Most of us have lost a loved one at some point in our lives. But did you ever consider that workplaces suffer “losses” as well? When a fellow worker leaves due to illness, relocation to work in another area, or even retirement, it still feels like a loss to those left behind at the workplace and often to those leaving. And it does feel just like someone has died.
Workers who faced job terminations and layoffs this past couple of years left with the same feeling. Their sense of purpose and self-esteem went with them. And their “work families” were left behind feeling shocked, angry, worried, vulnerable, and guilty. Employers who had to downsize likely faced real issues with their remaining workers, especially if the one who left was popular.
When I interviewed people about their retirement a couple years ago, I was surprised to hear how much of their identity was tied up with where they worked and what job they did.

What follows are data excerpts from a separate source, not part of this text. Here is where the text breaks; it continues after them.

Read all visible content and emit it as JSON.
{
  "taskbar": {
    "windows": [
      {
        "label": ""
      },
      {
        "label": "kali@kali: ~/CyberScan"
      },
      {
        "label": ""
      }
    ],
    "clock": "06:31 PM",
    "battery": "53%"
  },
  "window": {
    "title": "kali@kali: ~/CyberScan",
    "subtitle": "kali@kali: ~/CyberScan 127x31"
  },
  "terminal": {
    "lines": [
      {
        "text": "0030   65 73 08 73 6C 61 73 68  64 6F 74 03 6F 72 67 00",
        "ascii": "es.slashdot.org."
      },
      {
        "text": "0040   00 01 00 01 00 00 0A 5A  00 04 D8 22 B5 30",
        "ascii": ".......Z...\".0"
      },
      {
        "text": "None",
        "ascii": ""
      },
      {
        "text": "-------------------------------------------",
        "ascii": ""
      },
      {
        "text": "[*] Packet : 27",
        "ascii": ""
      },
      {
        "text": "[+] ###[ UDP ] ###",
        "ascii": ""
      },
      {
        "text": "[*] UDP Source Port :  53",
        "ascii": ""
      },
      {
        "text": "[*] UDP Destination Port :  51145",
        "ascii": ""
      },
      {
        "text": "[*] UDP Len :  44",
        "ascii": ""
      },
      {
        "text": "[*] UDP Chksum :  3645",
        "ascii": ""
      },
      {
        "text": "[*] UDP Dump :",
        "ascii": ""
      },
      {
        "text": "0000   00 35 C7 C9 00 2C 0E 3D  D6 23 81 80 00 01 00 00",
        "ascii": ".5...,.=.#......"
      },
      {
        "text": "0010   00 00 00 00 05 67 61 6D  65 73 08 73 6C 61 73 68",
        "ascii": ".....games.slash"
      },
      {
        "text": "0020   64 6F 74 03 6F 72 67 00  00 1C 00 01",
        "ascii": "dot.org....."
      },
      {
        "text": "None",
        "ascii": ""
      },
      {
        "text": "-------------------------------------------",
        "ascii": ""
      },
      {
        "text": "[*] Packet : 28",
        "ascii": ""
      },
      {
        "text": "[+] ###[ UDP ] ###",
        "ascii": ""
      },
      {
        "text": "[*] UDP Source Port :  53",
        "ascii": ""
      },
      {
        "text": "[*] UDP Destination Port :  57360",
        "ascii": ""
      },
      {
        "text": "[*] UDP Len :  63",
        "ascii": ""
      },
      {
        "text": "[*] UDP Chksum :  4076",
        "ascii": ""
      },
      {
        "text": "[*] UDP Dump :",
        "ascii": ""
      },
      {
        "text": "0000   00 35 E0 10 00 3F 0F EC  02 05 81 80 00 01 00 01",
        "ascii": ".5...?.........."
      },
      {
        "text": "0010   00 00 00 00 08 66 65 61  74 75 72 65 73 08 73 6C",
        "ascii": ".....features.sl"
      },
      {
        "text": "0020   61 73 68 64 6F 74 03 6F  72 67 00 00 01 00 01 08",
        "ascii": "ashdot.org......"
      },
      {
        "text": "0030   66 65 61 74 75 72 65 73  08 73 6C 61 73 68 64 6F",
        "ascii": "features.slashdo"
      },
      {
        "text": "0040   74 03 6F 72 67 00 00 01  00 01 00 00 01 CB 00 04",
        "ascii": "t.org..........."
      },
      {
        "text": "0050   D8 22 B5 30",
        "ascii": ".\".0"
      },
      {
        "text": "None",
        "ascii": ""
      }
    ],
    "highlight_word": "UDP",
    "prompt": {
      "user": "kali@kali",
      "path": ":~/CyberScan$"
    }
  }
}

Even though all were leaving by choice, they were surprised by the sense of loss they felt. Their connection to the worksite was gone and so was some of their sense of identity. One retiree told me that she was not prepared for the depth of loss she felt leaving her co-workers behind.
Co-workers left behind suffer as well. Whether the leaving is by choice or not, the “loss” of a well-liked co-worker throws everything out of balance. And the dynamics of the workplace change greatly when someone new comes on board. It can be pure anxiety and stress for everyone.
Employers would do well to recognize how the loss of a co-worker affects the remaining staff members. Losing a friend and workmate is a double whammy, especially if the office is closely knit. It can take a lot of time to build a relationship with a newcomer. It may also take the office time to recover and make a successful adjustment.
Being sensitive to staff feelings is an important skill in being a good employer and recognizing that staff may need time to come to terms with loss is essential.